Сильные стороны конкурента в контексте пользовательского опыта и UX:
Простой и понятный интерфейс сайта
Быстрая загрузка страниц
Качественный контент и обучающие материалы
Удобная навигация по сайту
Интерактивные элементы и виджеты
Вывод по анализу конкурентов для улучшения пользовательского опыта на авторском блоге websitelytics.top:
Добавить интерактивные элементы и виджеты
Увеличить количество обучающих материалов
Провести оптимизацию скорости загрузки страниц
KPI: Увеличить количество подписчиков и комментариев
Стандартная веб аналитика имеет ряд объективных ограничений, которые могут быть преодолены с помощью продвинутой настройки и анализа данных. Примеры продвинутой настройки веб-аналитики:
Файнтьюнинг для SPA - для одностраничных приложений (React, Angular и т.п.) требуется особый подход к подключению веб-аналитики, и анализу событий и поведения пользователей.
Работа с сырыми данными - отчеты в Google Analytics и Яндекс.Метрике в том числе полученные с использованием API имеет отграниченный набор параметров и метрик. Чтобы преодолеть это ограничение, можно использовать низкоуровневые данные и обрабатывать их с помощью языков программирования (Python, SQL и др.). Сырые данные Google Analytics можно получить через BigQuery, а Яндекс.Метрика - с помощью выгрузки их в ClickHouse.
Интеграция с CRM и другими системами - объединение данных из разных источников для комплексного анализа.
Аналитика со стороны сервера - любая вендорная аналитика на стороне клиента (браузера) дает неполные данные, поскольку отправка части данных блокируется адблокерами и политиками приватности. Серверные логи - это данные, хранящиеся внутри компании и не зависящие от сторонних сервисов. Однако для построения Сквозной Аналитики со стороны сервера необходимо реализовать трекинг источников трафика на клиенте (браузере) с помощью "обработчика сессий". Ноже приведен пример схемы такого решения:
Как было сказано выше использование низкоуровневых данных позволяет иногда провести более глубокую аналитику событий и построить отчеты недоступные в интерфейсе аналитической системы. К примеру, в случае Яндекс Метрики мы можем выгрузить низкоуровневые данные с помощью Logs API и Python. Данные выгружаются в виде двух таблиц: визиты и события. Поместив данные в pandas мы можем фильтровать, группировать, объединять данные этих таблиц в целях своих аналитических задач.

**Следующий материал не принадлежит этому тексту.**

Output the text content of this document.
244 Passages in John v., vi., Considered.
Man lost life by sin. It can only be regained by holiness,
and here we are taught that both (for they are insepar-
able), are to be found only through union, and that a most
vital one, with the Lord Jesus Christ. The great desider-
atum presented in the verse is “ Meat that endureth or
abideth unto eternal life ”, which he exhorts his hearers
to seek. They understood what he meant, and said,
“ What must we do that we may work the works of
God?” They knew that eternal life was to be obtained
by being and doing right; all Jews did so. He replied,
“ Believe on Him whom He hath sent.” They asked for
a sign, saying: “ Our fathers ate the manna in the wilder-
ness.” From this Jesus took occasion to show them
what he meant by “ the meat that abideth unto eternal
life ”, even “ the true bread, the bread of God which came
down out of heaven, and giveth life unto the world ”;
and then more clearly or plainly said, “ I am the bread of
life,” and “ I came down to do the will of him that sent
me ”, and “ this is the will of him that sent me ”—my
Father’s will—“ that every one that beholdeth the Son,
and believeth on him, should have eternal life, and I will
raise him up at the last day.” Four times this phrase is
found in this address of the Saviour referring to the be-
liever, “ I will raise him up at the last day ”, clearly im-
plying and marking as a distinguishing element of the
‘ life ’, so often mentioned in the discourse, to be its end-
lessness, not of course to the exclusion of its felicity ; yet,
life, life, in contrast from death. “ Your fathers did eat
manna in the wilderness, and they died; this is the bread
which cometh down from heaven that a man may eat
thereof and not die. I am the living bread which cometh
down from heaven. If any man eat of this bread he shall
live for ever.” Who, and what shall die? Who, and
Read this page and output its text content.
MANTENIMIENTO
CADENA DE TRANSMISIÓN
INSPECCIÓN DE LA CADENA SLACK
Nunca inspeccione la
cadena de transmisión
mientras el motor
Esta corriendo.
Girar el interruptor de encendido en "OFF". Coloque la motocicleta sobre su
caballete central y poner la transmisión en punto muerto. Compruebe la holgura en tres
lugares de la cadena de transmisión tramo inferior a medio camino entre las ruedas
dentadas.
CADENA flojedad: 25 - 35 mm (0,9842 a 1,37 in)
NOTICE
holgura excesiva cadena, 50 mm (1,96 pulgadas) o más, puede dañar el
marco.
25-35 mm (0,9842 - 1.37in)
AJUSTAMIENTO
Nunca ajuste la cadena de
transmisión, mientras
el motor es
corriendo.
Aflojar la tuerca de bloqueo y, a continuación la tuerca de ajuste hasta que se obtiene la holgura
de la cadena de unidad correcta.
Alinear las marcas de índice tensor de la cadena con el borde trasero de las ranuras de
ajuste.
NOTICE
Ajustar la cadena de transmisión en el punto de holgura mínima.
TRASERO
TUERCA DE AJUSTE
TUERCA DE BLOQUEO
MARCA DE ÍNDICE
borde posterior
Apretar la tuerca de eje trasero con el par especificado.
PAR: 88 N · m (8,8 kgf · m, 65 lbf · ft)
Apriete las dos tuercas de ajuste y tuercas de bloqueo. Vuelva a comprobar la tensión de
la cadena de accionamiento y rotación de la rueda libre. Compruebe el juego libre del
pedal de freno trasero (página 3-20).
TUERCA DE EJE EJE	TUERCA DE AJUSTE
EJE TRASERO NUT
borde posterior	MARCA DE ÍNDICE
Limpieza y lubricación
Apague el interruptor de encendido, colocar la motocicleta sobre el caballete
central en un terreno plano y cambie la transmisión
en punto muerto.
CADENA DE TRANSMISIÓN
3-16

Примеры простых команд для работами с данными Logs API в pandas:
# load data into pandas dataframe from hits.csv и visits.csv
test_hits = pd.read_csv('hits.csv')
test_visits = pd.read_csv('visits.csv')
# make date column into datetime object
test_hits['ym:pv:date'] = pd.to_datetime(test_hits['ym:pv:date'], format='%m/%d/%y').dt.date
# plot all hits
test_hits['ym:pv:date'].value_counts().sort_index().plot(kind='bar', figsize=(10, 5))
# drop duplicates
dates = test_hits[['ym:s:visitID', 'ym:pv:date']].drop_duplicates(subset=['ym:s:visitID', 'ym:pv:date'])
# merge visits and dates dataframes
visits_dates = pd.merge(test_visits, dates, on='ym:s:visitID')
# plot number of goals per day
visits_dates[visits_dates['ym:s:goalsID']!='[]']['ym:pv:date'].value_counts().sort_index().plot(kind='bar', figsize=(10, 5))
# analyze the funnel via URLs
start_date = datetime.strptime('2024-11-21', '%Y-%m-%d').date()
end_date = datetime.strptime('2024-11-25', '%Y-%m-%d').date()
test_hits[(test_hits['ym:pv:date'] >= start_date) & (test_hits['ym:pv:date'] <= end_date)]['ym:pv:URL'].value_counts()
Настройка веб-аналитики на сайте позволяет отслеживать посещаемость, поведение пользователей и другие важные показатели. С помощью Google Analytics, Яндекс.Метрики и других инструментов можно получить подробную статистику о сайте, анализировать данные и оптимизировать пользовательский опыт. Анализ конкурентов и определение KPI помогают улучшить сайт и достичь поставленных целей.